My mother sent me a video of her Halloween decorations, and I almost left the text unopened.

Was it going to hurt so much, I wondered, to see the purple and orange glow that was an annual highlight of my childhood? Would I wish I had bothered to carve a pumpkin? String up lights on a temporary home away from my temporary home away from my temporary home? Would it send me into an existential spiral around livelihood and future and house ownership and parenthood?

This is the grip that nostalgia has had on me.

I have for most of my life identified as a nostalgic person. I’m a sucker for tradition and a sense of lineage, for hazily glorified memories of the past, for that sweet sweet goosebumpy rush of satisfaction at anniversaries and Facebook memories. It’s a sensation I imagine we all feel a little bit differently, and I’m sure has kept many poets awake at night trying to pin down. I’m not a poet, and this is just a newsletter, so let’s move on.

In the last year or two, as time got upended and adulthood kicked in with a vengeance, maybe thanks to my Saturn Return, nostalgia became far more painful than pleasurable, and that is when I started to reconsider. What was once a promise of consistency, perpetuity, and comfort now threatened self-doubt, fomo, and dread.

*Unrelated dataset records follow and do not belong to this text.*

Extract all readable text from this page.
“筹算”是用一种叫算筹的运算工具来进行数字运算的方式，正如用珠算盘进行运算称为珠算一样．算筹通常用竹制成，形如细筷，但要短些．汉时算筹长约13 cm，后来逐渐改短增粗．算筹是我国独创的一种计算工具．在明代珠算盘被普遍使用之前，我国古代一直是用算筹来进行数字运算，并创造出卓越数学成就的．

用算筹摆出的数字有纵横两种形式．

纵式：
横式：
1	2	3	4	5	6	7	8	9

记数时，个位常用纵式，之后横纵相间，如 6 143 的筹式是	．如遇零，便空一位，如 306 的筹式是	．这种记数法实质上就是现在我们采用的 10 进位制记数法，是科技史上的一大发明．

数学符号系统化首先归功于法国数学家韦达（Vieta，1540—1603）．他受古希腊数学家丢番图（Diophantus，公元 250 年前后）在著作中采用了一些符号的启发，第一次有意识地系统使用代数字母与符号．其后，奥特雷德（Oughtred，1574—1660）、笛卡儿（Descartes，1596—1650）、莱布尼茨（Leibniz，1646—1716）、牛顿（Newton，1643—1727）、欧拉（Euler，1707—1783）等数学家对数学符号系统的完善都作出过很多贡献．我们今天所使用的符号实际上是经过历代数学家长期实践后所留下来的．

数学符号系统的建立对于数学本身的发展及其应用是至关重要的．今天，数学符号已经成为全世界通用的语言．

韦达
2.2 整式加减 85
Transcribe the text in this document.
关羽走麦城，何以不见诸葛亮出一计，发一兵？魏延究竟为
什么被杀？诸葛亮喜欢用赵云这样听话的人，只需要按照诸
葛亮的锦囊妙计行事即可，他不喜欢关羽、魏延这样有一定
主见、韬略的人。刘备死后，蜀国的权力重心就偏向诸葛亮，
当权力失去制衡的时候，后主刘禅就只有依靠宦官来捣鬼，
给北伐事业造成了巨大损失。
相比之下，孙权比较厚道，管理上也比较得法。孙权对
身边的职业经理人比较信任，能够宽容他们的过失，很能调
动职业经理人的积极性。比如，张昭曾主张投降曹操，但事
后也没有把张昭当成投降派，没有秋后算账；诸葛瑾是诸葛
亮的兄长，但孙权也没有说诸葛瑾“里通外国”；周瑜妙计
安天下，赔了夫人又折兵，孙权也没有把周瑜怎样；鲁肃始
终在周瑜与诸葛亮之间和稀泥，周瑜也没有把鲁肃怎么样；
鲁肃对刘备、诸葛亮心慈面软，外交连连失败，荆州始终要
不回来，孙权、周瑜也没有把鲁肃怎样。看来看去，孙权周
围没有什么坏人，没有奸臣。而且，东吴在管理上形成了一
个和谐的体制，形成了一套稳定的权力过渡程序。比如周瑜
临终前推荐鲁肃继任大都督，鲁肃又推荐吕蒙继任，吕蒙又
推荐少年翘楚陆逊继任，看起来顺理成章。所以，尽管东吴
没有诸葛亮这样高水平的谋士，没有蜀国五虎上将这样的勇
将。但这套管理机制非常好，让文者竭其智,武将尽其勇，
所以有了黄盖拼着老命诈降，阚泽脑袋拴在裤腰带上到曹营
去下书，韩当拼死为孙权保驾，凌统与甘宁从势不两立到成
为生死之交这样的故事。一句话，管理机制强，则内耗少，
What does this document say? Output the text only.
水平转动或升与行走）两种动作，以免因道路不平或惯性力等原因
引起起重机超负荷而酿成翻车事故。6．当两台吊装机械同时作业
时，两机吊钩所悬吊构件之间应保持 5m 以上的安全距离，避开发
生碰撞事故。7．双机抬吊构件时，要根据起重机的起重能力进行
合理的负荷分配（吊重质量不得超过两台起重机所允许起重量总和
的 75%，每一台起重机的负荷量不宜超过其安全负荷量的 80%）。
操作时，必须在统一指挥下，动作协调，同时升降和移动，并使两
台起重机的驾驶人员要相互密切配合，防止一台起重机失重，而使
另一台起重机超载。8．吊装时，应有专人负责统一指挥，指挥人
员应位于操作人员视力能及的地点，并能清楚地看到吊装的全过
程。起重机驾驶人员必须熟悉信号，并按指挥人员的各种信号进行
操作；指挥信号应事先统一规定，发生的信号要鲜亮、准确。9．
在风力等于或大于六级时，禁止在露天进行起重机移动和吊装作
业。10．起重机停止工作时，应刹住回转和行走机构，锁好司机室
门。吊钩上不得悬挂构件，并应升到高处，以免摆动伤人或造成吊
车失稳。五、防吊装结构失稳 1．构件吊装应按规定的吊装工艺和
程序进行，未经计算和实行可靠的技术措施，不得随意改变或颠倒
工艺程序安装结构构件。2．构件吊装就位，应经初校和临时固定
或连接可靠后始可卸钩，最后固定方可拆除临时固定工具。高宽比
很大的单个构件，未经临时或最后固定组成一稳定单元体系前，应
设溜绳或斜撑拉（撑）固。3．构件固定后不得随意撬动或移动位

What did I stand to lose, I asked, if I pried nostalgia’s now-bony fingers from my shoulders?

Would I lose my love of holiday tradition?

Would my favorite period films lose their charm on rewatch?

Would my sense of identity flounder without the context of linear time?


But not so far. Not yet.

This summer, I very intentionally lived as many moments as I could without worrying about their role in what would eventually become my past. I asked on Instagram recently if nostalgia tugs on your sense of the past, present, or future. My association is always with the past, and the majority of respondents agreed. But this codependent, skeletal version of nostalgia — whether it had hitherto been shrouded in cotton lawn and gauze, or had simply aged poorly — tugs on my sense of future. It strikes fear in my heart rather than coziness in my bones.

I opened my mother’s text. I watched the blinking lights gently shift between purple and orange, walking that perfect line of garish charm. My inner child gasped. But not from a skeletal hand’s punch to the gut; from a soft opening of gratitude, wonder, and a little bit of hope. A different kind of goosebumps. A different rush.

Nostalgia kept me living in an enhanced past and an imagined future, first as a means of comfort and then as a means of control. This year, I take back both.